How one simple choice can change your life forever
For years I imagined what my life would have been like had I made one courageous choice.
And now, just two years after making such a choice, I’m married, I live in Europe, and I recently welcomed a little girl into the world. There isn’t a day that goes by when I don’t think about how quickly my life changed or marvel at how I got to be here, in this place, simply by making one choice.
Six years ago I was living in Cincinnati and working at Coffee Emporium in Over-the-Rhine when I met the man who would change my life and open up the world to me.
Stijn, originally from Belgium, was living in Geneva and working for Procter & Gamble when he came to live in Cincinnati for a three month project. The coffee shop became his group’s cafeteria, and after a few months of lunch orders accompanied by the exchange of smiles and sideways glances he asked for my phone number. I was reluctant but I thought, How many cute, foreign, Converse-wearing men are there? So I wrote my name on the inside of a sandwich box and off he went, literally, back to wherever in Europe he came from.
Months later I set off on my first solo trip to Paris. I spent two weeks immersing myself in Parisian life, learning important words and phrases such as, “I would like a croissant,” and, “May I please try this on?” I memorized words that I never imagined would come in handy these many years later. It was here, sitting in cafés drinking rosé in the afternoon, eating the best food that I had ever tasted, and walking the streets of such a romantic city that I came alive. Then came a phone call.
Behind a strange accent was the man that had caught my eye and smile months earlier. He had heard I was in Paris and asked if I would like to accompany him to Musée d’Orsay. And so we agreed to meet.
An afternoon spent with a stranger from Belgium in the city of light and love and my life would never be the same. Never before had I experienced a more real and easy connection with another person nor had I ever felt more understood. Our time together came to an end and we both left changed.
Following the magic of that weekend, we wrote to one another compulsively but soon the distance became too great and the writing grew sporadic. The ocean between us made a relationship impossible, or so we thought...

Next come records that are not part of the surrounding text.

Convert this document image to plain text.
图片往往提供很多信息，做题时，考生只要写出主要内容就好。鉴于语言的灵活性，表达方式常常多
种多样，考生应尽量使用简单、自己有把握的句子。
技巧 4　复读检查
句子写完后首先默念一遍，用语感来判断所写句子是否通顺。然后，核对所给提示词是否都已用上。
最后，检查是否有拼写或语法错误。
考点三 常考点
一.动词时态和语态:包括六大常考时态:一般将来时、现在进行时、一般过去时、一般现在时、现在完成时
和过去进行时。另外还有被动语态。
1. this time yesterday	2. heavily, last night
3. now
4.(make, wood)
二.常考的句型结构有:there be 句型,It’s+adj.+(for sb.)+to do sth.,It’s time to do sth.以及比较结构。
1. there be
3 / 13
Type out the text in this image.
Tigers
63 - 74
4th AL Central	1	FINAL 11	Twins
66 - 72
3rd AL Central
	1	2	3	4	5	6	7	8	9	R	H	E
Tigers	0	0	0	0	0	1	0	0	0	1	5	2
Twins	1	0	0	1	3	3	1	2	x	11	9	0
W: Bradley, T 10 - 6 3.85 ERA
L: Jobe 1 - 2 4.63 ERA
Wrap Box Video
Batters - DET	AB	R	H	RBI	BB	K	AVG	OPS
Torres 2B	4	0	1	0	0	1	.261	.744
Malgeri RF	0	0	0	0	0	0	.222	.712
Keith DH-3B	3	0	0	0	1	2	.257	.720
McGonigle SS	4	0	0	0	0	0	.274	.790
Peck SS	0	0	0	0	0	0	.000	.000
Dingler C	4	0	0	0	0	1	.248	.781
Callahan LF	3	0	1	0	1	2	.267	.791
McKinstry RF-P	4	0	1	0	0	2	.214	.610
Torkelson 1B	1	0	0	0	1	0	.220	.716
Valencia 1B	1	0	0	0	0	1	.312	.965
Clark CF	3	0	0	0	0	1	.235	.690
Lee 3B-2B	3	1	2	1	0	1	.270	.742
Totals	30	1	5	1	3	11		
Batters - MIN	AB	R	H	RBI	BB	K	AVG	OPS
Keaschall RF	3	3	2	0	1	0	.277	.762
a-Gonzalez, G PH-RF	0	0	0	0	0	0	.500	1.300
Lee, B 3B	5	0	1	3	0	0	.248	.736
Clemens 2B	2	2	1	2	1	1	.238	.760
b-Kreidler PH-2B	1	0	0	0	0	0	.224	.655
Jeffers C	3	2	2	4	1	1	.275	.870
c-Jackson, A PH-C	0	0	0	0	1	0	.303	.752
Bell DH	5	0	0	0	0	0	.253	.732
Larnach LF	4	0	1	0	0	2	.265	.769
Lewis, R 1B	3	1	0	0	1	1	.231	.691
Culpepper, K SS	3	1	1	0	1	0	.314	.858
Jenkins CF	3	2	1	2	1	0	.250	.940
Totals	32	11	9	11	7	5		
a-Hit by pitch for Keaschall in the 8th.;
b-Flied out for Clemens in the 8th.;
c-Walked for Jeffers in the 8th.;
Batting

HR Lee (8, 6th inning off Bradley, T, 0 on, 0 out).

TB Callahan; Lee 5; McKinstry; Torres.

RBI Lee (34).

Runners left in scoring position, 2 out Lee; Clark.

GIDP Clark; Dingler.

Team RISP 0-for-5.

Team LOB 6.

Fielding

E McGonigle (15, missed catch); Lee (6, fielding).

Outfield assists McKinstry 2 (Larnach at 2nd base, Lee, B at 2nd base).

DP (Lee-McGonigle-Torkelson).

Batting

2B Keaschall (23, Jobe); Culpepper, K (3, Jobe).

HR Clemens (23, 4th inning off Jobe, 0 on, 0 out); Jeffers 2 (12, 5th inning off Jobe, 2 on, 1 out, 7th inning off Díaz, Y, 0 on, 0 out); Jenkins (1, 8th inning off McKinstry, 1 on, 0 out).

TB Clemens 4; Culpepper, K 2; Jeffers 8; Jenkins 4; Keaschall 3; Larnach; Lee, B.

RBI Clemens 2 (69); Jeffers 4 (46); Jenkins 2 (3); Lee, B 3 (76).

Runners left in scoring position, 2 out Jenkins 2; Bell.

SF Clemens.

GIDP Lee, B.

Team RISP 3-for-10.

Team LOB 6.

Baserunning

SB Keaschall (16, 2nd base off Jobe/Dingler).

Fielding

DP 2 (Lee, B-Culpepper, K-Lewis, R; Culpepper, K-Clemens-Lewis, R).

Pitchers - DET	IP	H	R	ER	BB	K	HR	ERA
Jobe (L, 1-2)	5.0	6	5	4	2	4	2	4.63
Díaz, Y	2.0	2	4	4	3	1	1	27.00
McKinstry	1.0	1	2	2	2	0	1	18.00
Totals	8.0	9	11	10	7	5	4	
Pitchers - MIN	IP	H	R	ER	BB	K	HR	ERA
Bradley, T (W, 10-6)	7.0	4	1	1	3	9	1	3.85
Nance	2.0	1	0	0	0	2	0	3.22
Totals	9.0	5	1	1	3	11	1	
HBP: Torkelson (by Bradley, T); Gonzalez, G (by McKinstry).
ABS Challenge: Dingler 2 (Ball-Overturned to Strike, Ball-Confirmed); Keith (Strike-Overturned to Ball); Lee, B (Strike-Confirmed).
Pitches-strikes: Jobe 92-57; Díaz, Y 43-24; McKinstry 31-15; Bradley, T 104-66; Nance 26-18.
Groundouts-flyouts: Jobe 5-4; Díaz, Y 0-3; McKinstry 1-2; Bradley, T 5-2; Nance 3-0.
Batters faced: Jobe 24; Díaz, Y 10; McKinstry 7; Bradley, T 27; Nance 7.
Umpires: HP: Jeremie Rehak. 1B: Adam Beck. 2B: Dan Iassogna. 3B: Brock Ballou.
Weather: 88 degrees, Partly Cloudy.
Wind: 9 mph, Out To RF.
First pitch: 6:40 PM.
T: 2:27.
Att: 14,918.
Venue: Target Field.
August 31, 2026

Over the years my mind often flickered to him, recalling our time together, our connection, our words. I would question what my life might have looked like had we tried to pursue a relationship. I resolved myself to the idea that this was just a great tragic love story and that it was better this way as we never had the chance to ruin that beautiful weekend in Paris. But try as I might I could not shake him.
I remember my mother’s words. She said, “You have to do this, Megan. To settle it within yourself. Otherwise, you will always wonder.” Hey, a mother knows best and so, four years after that unforgettable trip, I found myself boarding another plane with nothing to lose. I set out on my second journey to Europe, but this time to him.
It was better than either one of us expected or imagined. We seamlessly fell into step alongside one another and knew instantly that we had no choice but to find a way to make a transcontinental relationship work. We flew back and forth monthly, Skyped weekly, spoke daily, and sent countless emails and text messages. He met my family. I traveled to Belgium and met his.
While in Belgium, Stijn took me to his favorite place, a bench under a tree next to the river. This was the place he had come to ponder many big decisions in his life. This was where he made the choice to take a job at P&G, the decision that ultimately brought us together.
He tore a leaf from the tree, fashioned it into a ring, and asked me to marry him. My answer was yes and once I recovered from the shock of such incredible romance I knew that it was time for me to make another bold and courageous choice. It was time to erase the distance between us.
In September of 2010 I packed all of my belongings into boxes and, with two suitcases and a large crate holding my enthusiastic dog, I left everything familiar and made the move to Europe.
Today I am preparing for another move across that ocean, back to the U.S. and to Cincinnati to begin a new adventure, and returning with so much more than I arrived with. Now, as I sit here rocking our daughter to sleep in an apartment that we will soon be leaving, where her and our story began, I think about what I want for her and what I hope she can learn from her parents’ story.
I want to foster an environment where she is safe to dream as big as she desires and I want her to grow up always with the hope that those dreams can happen. I wish for her to always be brave. If two people from opposite sides of the world can find one another and create the life that they were always seeking then anything is possible.